Here's what we're doing:
- Number of releases during QA (we do a daily release, so more than daily is an indicator)
- Defects found, by severity and priority
- Average time from accepting a ticket (starting work) to resolving it (sending it for testing)
- Number of re-opens (i.e. a defect was sent to testing, but not fixed)
- Average time from resolving to closing (i.e. testing the fix)
- Defects due to coding errors vs. unclear requirements (this is really great to be able to collect; with our company so new and small, we can introduce this and use it without ruffling a lot of feathers)
The tricky thing about metrics is that they are not terribly meaningful by themselves; rather they indicate areas for focussed investigation. For example, if it takes an average of 1 day to resolve a ticket, but 3 days to test and close it, we don't just conclude that testing is inefficient; we have to investigate why. Perhaps we don't have enough testers. Perhaps our testing environment isn't stable enough. Perhaps there are too many show-stoppers that put the testers on the bench while developers are fixing them.

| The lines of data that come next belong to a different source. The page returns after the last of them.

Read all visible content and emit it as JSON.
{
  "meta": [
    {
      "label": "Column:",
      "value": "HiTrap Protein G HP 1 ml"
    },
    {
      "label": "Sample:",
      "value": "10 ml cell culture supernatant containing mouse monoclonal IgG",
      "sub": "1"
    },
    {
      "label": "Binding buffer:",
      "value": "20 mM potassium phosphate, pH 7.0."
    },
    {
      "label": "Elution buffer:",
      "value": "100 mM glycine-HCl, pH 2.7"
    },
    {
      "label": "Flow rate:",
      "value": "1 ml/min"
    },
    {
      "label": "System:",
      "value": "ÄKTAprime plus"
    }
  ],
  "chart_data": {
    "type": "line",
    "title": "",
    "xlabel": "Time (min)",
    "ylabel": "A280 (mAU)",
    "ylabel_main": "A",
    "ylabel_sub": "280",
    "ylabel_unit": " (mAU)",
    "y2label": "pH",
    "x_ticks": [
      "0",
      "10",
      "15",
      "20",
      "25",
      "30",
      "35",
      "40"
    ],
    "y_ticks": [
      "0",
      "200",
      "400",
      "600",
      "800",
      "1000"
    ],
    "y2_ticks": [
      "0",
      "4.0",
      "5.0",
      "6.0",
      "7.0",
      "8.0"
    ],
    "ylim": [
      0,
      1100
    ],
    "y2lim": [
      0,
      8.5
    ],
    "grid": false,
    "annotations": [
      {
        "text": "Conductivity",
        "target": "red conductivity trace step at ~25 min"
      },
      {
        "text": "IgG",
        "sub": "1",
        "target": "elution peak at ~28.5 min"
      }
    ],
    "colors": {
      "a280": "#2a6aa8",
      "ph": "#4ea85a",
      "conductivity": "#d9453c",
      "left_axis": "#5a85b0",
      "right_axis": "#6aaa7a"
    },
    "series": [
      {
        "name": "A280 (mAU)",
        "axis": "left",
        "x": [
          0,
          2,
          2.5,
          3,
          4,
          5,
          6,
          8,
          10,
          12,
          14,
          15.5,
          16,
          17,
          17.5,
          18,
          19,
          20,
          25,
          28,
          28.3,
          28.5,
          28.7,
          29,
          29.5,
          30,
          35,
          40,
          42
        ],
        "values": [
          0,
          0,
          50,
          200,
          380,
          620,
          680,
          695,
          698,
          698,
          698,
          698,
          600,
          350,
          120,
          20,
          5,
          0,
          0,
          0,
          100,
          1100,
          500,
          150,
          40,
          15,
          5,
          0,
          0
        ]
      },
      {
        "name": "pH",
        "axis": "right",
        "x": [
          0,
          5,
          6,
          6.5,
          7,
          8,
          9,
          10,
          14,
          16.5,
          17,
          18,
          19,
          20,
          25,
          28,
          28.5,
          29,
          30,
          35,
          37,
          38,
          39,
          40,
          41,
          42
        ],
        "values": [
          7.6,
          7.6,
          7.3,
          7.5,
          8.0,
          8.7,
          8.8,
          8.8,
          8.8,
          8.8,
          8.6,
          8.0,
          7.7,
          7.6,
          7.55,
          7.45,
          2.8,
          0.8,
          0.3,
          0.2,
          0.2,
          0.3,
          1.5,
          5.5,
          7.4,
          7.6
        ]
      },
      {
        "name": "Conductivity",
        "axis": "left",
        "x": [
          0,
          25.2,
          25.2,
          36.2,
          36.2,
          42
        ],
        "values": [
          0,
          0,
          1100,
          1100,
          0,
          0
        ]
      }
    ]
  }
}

Another way to interpret these values is to watch them over time. If the number of critical defects is decreasing, it stands to reason we're doing a good job. If the number of re-opens is increasing, we are packing too much into one iteration and possibly not doing sufficient requirements analysis. We just started collecting these on the most recent iteration, so in the coming months, it will be pretty cool to see what happens.
These metrics are pretty basic, but it's great to be collecting them. The one thing that can make hard-core analysis of these numbers (esp. over time as the team grows and new projects are created) is the lack of normalization. If we introduced twice as many critical bugs this iteration than last, are we necessarily "doing worse"? What if the requirements were more complex, or the code required was just...bigger?
Normalizing factors like cyclomatic complexity, lines of code, etc, can shed some more light on these questions. These normalizing factors aren't always popular, but interpreted the right way, could be very informative. We're the same team, using the same language, working on the same product. If iteration 14 adds 400 lines of code, with 3 critical bugs, but iteration 15 adds 800 lines of code with 4 critical bugs, I think we can draw some real conclusions (i.e. we're getting better).
Another interesting bit of data would be to incorporate our weekly code review. We typically review fresh-but-not-too-fresh code, mostly for knowledge sharing and general "architectural consistency". If we were to actively review code in development, before it is sent to testing, we could then have real data on the effectiveness of our code reviews. Are we finding lots of coding errors at testing time? Maybe more code reviews would help? Are we finding fewer critical bugs in iteration 25, than in iteration 24 and 23, where we weren't doing reviews? Reviews helped a lot.
These are actually really simple things to do (especially with a small, cohesive team), and can shed real light on the development process. What else can be done?